Soal Harga Diri, SBY Tidak Akan Biarkan Moeldoko
by Asyari Usman
Medan, FNN - Hari-hari ke depan ini, Kepala Staf Presiden (KSP) Moeldoko tak akan bisa tidur nyenyak. Bayang-bayang kudeta mulus Partai Demokrat (PD) mulai mengejar Kepala Staf. Dia seharusnya sudah menyadari kalkulasi kudeta yang keliru.
Ketua Dewan Pembina PD, Susilo Bambang Yudhoyono (SBY), tidak akan membiarkan Moeldoko. Sebab, perampasan PD itu mengacak-acak harga diri mantan presiden yang keenam itu. Moeldoko mempermalukan SBY dan keluarga besar Cikeas. Ini tidak main-main, tentunya. Pelecehan telak.
Setelah “deklarasi perang” yang diucapkan sendiri oleh SBY, penyelesaian kasus kudeta PD tidak menyisakan banyak pilihan bagi Moeldoko. Akhir drama pembegalan ini bisa sangat tragis bagi “the President’s Chief of Staff”. Sebab, per hari ini, SBY di atas angin. Moeldoko mati langkah. Dia terjepit.
Jokowi tidak akan berani mensahkan Moeldoko sebagai ketua umum. Risikonya terlalu besar. Massa Demokrat asli kelihatannya siap melancarkan aksi ribut berpanjang-panjang di seluruh basis konstituen mereka. Kemarin, Ketua Umum Agus Harimurti Yudhoyono (AHY) mengumpulkan 33 ketua DPD. Mereka solid. Hanya 1 ketua DPD yang ikut kudeta.
SBY bukan imbang Moeldoko. Pastilah. Bagaimanapun, SBY pernah menjadi presiden sekaligus atasan langsung Pak Moel. Sepuluh tahun SBY duduk sebagai presiden. Elektabilitasnya waktu itu sangat tinggi. Sampai sekarang pun, SBY masih memiliki basis dukungan akar rumput yang cukup kuat.
Karena itu, serangan balik terhadap gerombolan kudeta PD yang dipimpin Moeldoko, tak bisa dianggap enteng. Pak KSP tentu sudah paham konsekuensi yang akan terjadi. Inilah yang membuat Moeldoko tak bisa tidur. SBY pasti akan memberi pelajaran. Teach him a lesson.

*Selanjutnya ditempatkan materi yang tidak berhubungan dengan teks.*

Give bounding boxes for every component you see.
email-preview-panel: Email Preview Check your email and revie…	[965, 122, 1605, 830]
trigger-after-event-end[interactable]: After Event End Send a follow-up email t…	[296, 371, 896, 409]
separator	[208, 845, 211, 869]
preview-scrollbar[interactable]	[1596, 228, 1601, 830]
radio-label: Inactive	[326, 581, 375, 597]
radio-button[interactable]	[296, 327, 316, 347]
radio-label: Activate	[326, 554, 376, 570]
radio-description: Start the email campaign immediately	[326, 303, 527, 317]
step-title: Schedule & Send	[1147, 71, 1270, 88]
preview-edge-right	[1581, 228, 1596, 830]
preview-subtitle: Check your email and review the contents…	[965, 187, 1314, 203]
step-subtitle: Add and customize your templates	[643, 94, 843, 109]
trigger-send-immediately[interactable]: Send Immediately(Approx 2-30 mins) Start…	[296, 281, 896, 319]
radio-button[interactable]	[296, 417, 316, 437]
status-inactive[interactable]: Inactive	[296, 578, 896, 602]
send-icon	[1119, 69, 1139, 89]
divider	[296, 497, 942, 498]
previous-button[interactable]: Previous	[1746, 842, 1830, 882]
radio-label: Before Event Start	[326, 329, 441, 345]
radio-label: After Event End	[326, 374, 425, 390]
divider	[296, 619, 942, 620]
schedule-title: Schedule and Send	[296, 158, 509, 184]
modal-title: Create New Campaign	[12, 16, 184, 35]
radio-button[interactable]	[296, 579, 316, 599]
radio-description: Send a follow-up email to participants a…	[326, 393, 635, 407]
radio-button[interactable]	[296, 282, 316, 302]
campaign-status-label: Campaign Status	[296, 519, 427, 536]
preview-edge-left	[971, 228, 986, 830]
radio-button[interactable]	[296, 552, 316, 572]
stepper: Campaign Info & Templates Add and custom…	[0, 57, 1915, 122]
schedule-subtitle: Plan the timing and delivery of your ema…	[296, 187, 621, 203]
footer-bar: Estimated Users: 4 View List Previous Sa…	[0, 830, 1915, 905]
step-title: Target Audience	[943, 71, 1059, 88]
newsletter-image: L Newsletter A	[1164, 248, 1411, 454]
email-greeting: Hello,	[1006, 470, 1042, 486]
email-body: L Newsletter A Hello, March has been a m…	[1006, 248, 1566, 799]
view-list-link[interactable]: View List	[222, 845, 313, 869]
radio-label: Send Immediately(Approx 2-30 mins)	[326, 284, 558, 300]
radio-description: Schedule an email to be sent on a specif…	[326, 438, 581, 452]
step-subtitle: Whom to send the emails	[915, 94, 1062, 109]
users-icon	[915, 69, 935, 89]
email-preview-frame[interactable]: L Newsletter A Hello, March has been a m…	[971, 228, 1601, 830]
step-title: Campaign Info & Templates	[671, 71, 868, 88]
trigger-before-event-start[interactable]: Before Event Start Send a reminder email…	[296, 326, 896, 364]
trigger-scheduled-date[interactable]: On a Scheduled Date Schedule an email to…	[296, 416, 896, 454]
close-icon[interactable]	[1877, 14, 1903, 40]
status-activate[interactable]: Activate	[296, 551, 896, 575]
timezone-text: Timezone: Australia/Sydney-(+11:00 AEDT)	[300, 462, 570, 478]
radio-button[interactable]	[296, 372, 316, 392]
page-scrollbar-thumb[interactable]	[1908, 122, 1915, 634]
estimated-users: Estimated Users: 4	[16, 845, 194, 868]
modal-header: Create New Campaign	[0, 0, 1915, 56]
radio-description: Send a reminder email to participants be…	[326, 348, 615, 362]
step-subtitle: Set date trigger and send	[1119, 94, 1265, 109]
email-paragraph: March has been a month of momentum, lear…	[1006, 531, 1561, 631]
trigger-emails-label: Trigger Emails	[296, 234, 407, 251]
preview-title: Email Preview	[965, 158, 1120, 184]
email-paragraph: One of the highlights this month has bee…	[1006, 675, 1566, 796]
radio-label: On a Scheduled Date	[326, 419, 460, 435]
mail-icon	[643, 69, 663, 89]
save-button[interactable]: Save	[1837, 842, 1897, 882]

Istana membantah keterlibatan. Kalau Jokowi akhirnya lepas tangan, berarti Moeldoko selesai. Dan jalan inilah yang paling aman bagi Pak Jokowi yang sedang dirundung banyak masalah besar. Terlalu mahal waktu, tenaga, dan pikiran yang harus dikerahkan Jokowi untuk menyelamatkan Moeldoko.
Jokowi hampir pasti akan menerima masukan dari para senior Istana bahwa kehilangan Moeldoko jauh lebih kecil dibandingkan “perang” SBY. Masyarakat memberikan empati kepada mantan presiden itu meskipun banyak juga yang skeptis.
Dalam dua hari ini, opini publik berbalik mengempur Moeldoko. Para pakar tata negara meminta agar Jokowi memecat KSP. Tindakan Moeldoko dinilai sangat keterlaluan, tidak etis, dan memberikan contoh buruk dalam berpolitik dan berdemokrasi.
Sekarang, paling-paling yang sedang diolah Istana adalah “exit strategy” untuk Moeldoko. Digeser atau dikeluarkan.
Kepala Staf memang naïf sekali. Terlalu mudah dirayu oleh Jhoni Allen Marbun Cs –pimpinan KLB Sibolangit. To be fair, memang ada masalah dengan manajemen PD di bawah AHY. Entah karena apa, AHY tidak bisa “connect” dengan generasi awal PD. Mungkin karena “generation gap” (jurang generasi) itu sendiri. Atau, bisa jadi karena pembawaan AHY yang cenderung aristokratis.
Tetapi, sekali lagi, kudeta oleh Moeldoko tidak punya alasan. Bahkan memperburuk citra perpolitikan Indonesia yang sudah amburadul.
Negeri ini sedang dikuasai oleh oligarki taipan. Kendali kekuasaan yang ‘de facto’ ada di tangan mereka. Perbuatan gegabah Moeldoko memperkuat kepercayaan publik bahwa negara ini memang benar milik para taipan itu.[]
Penulis adalah Wartawan Senior FNN.co.id.